President Donald Trump has said that the United States should take Russia’s opposition leader Alexei Navalny’s poisoning “very seriously,” but that his administration has not yet seen any evidence.
“I think we have to take this very seriously if the matter is serious,” he said before speaking at length about his diplomatic efforts in North Korea and nuclear non-proliferation in Russia. “I do not know exactly what happened. It’s tragic. It’s terrible, it shouldn’t happen. We don’t have any evidence yet, but I’ll take a look.
“It’s interesting that everyone always mentions Russia … but I think at the moment China is a nation that you should talk about even more than Russia.”
This week, German Chancellor Angela Merkel revealed that military laboratory tests had “clarified” that the Kremlin critic had been poisoned with the nerve agent Novichok and that the case had been described as an “assassination attempt”.
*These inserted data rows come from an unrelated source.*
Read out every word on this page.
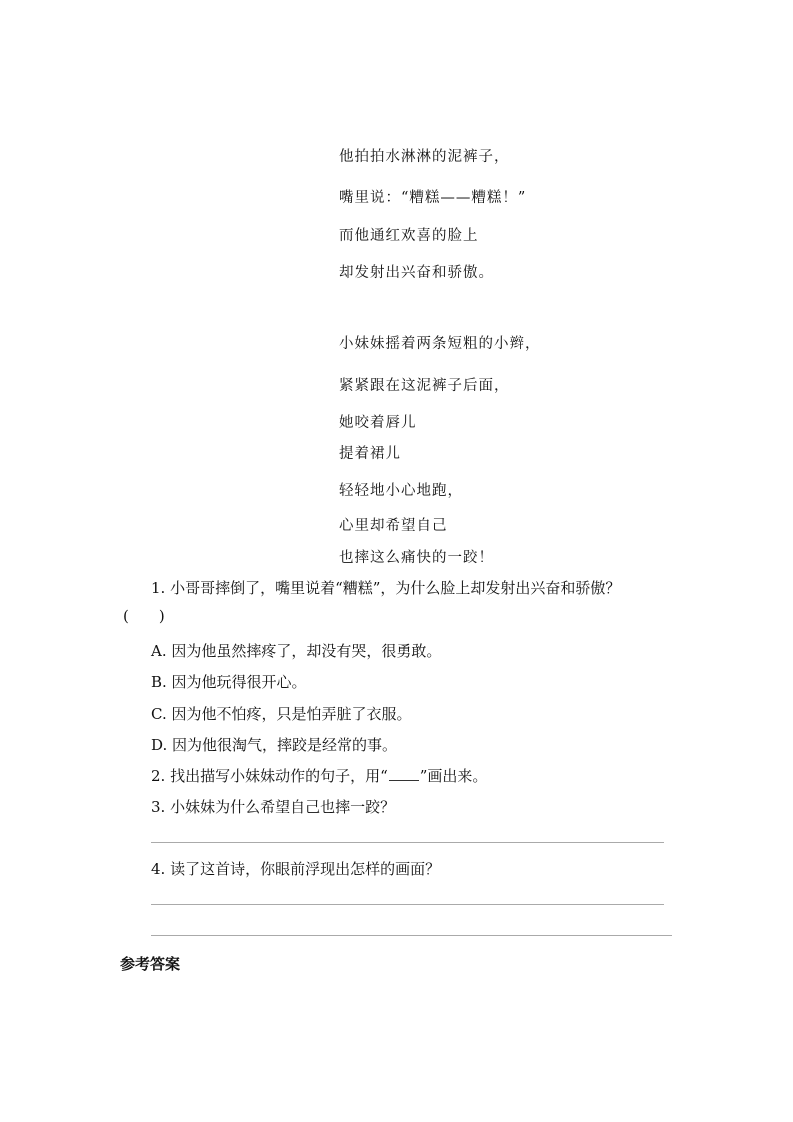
他拍拍水淋淋的泥裤子，
嘴里说：“糟糕——糟糕！”
而他通红欢喜的脸上
却发射出兴奋和骄傲。
小妹妹摇着两条短粗的小辫，
紧紧跟在这泥裤子后面，
她咬着唇儿
提着裙儿
轻轻地小心地跑，
心里却希望自己
也摔这么痛快的一跤！
1. 小哥哥摔倒了，嘴里说着“糟糕”，为什么脸上却发射出兴奋和骄傲？
(　　)
A. 因为他虽然摔疼了，却没有哭，很勇敢。
B. 因为他玩得很开心。
C. 因为他不怕疼，只是怕弄脏了衣服。
D. 因为他很淘气，摔跤是经常的事。
2. 找出描写小妹妹动作的句子，用“ ”画出来。
3. 小妹妹为什么希望自己也摔一跤？
4. 读了这首诗，你眼前浮现出怎样的画面？
参考答案
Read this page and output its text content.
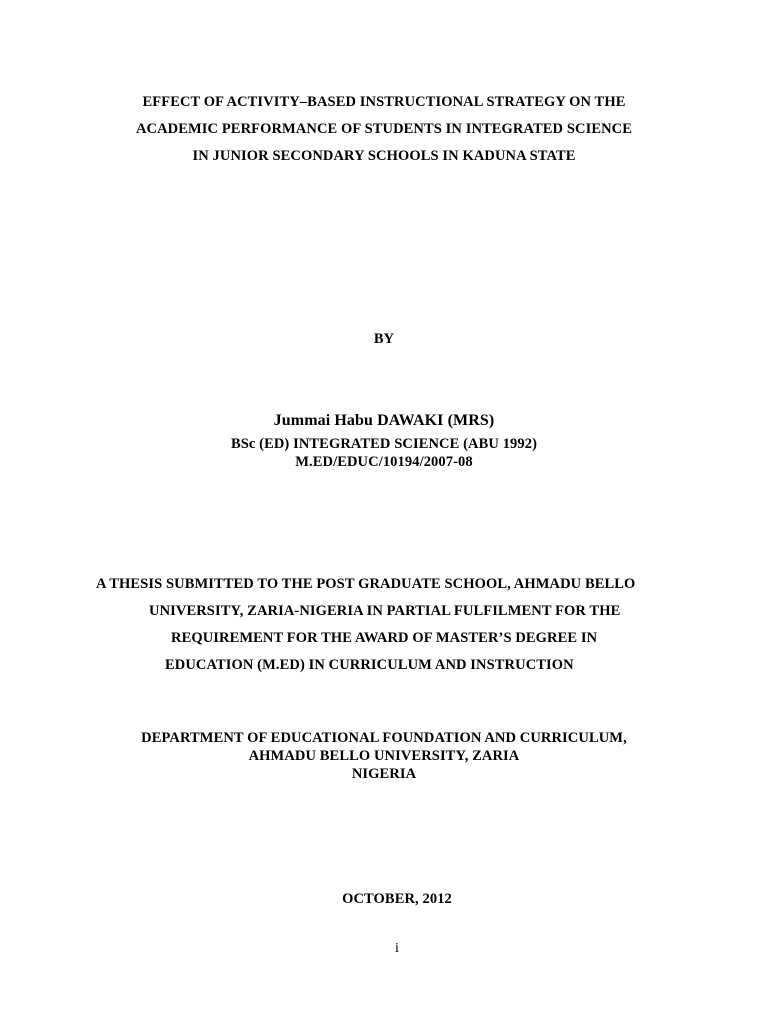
EFFECT OF ACTIVITY–BASED INSTRUCTIONAL STRATEGY ON THE
ACADEMIC PERFORMANCE OF STUDENTS IN INTEGRATED SCIENCE
IN JUNIOR SECONDARY SCHOOLS IN KADUNA STATE
BY
Jummai Habu DAWAKI (MRS)
BSc (ED) INTEGRATED SCIENCE (ABU 1992)
M.ED/EDUC/10194/2007-08
A THESIS SUBMITTED TO THE POST GRADUATE SCHOOL, AHMADU BELLO
UNIVERSITY, ZARIA-NIGERIA IN PARTIAL FULFILMENT FOR THE
REQUIREMENT FOR THE AWARD OF MASTER’S DEGREE IN
EDUCATION (M.ED) IN CURRICULUM AND INSTRUCTION
DEPARTMENT OF EDUCATIONAL FOUNDATION AND CURRICULUM,
AHMADU BELLO UNIVERSITY, ZARIA
NIGERIA
OCTOBER, 2012
i
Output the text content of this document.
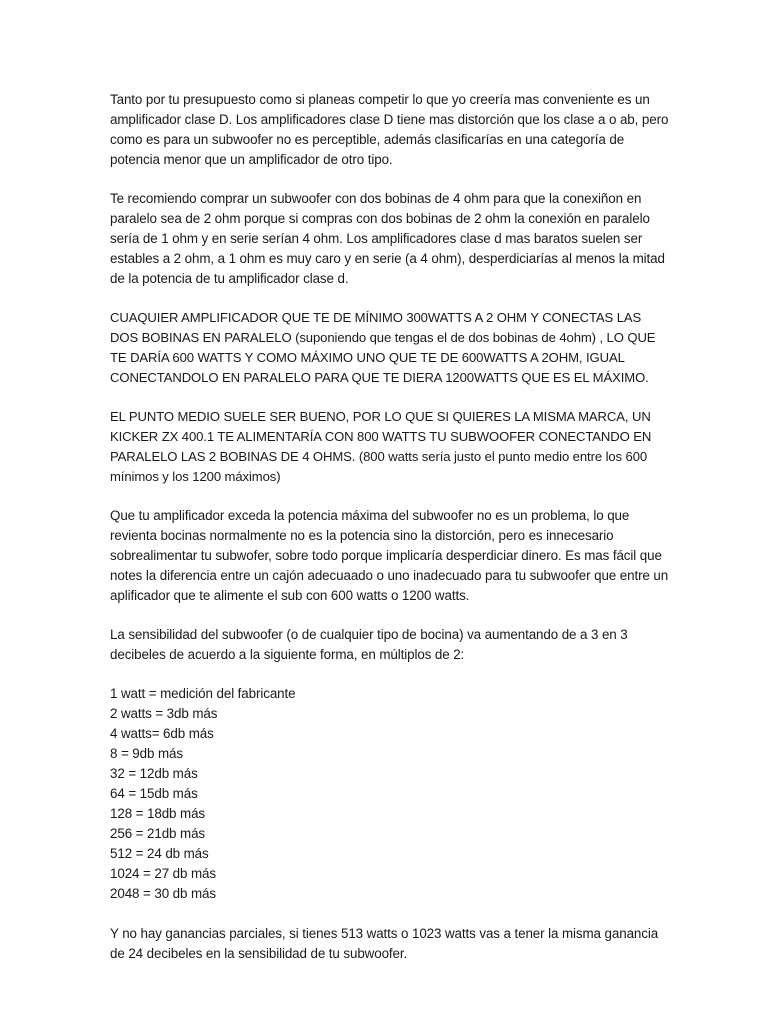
Tanto por tu presupuesto como si planeas competir lo que yo creería mas conveniente es un amplificador clase D. Los amplificadores clase D tiene mas distorción que los clase a o ab, pero como es para un subwoofer no es perceptible, además clasificarías en una categoría de potencia menor que un amplificador de otro tipo.

Te recomiendo comprar un subwoofer con dos bobinas de 4 ohm para que la conexiñon en paralelo sea de 2 ohm porque si compras con dos bobinas de 2 ohm la conexión en paralelo sería de 1 ohm y en serie serían 4 ohm. Los amplificadores clase d mas baratos suelen ser estables a 2 ohm, a 1 ohm es muy caro y en serie (a 4 ohm), desperdiciarías al menos la mitad de la potencia de tu amplificador clase d.

CUAQUIER AMPLIFICADOR QUE TE DE MÍNIMO 300WATTS A 2 OHM Y CONECTAS LAS DOS BOBINAS EN PARALELO (suponiendo que tengas el de dos bobinas de 4ohm) , LO QUE TE DARÍA 600 WATTS Y COMO MÁXIMO UNO QUE TE DE 600WATTS A 2OHM, IGUAL CONECTANDOLO EN PARALELO PARA QUE TE DIERA 1200WATTS QUE ES EL MÁXIMO.

EL PUNTO MEDIO SUELE SER BUENO, POR LO QUE SI QUIERES LA MISMA MARCA, UN KICKER ZX 400.1 TE ALIMENTARÍA CON 800 WATTS TU SUBWOOFER CONECTANDO EN PARALELO LAS 2 BOBINAS DE 4 OHMS. (800 watts sería justo el punto medio entre los 600 mínimos y los 1200 máximos)

Que tu amplificador exceda la potencia máxima del subwoofer no es un problema, lo que revienta bocinas normalmente no es la potencia sino la distorción, pero es innecesario sobrealimentar tu subwofer, sobre todo porque implicaría desperdiciar dinero. Es mas fácil que notes la diferencia entre un cajón adecuaado o uno inadecuado para tu subwoofer que entre un aplificador que te alimente el sub con 600 watts o 1200 watts.

La sensibilidad del subwoofer (o de cualquier tipo de bocina) va aumentando de a 3 en 3 decibeles de acuerdo a la siguiente forma, en múltiplos de 2:

1 watt = medición del fabricante
2 watts = 3db más
4 watts= 6db más
8 = 9db más
32 = 12db más
64 = 15db más
128 = 18db más
256 = 21db más
512 = 24 db más
1024 = 27 db más
2048 = 30 db más

Y no hay ganancias parciales, si tienes 513 watts o 1023 watts vas a tener la misma ganancia de 24 decibeles en la sensibilidad de tu subwoofer.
On Friday, NATO called the attack “horrific” and called for justice. “Time and again we have seen critics [Vladimir Putin] The regime attacked and threatened. Some have been killed, “said spokeswoman Pierce Cazlette.
Russia has not yet opened a criminal investigation and said there was no evidence of a crime. On Friday he continued to offer alternative theories as to why he fell ill two weeks ago due to torture, dieting or an “easy lack of breakfast”.
Trump did not take a tougher stance than the State Department, which on Friday expressed serious concern about the discovery that Navalny had been poisoned.
At a meeting in Washington on Friday, Deputy Secretary of State Stephen Bigen told Russian Ambassador Anatoly Antonov that Moscow’s use of the chemical weapon would be a clear violation of its obligations under the Chemical Weapons Convention.
“Deputy Secretary-General urges Russia to fully cooperate with the international community in its investigation into the attack,” the department’s spokesman Morgan Ortagas said in a statement.
Naval is one of President Vladimir Putin’s most prominent and leading opponents, and the German announcement this week that he had been poisoned by a nerve agent has raised the possibility of further Western sanctions against Moscow.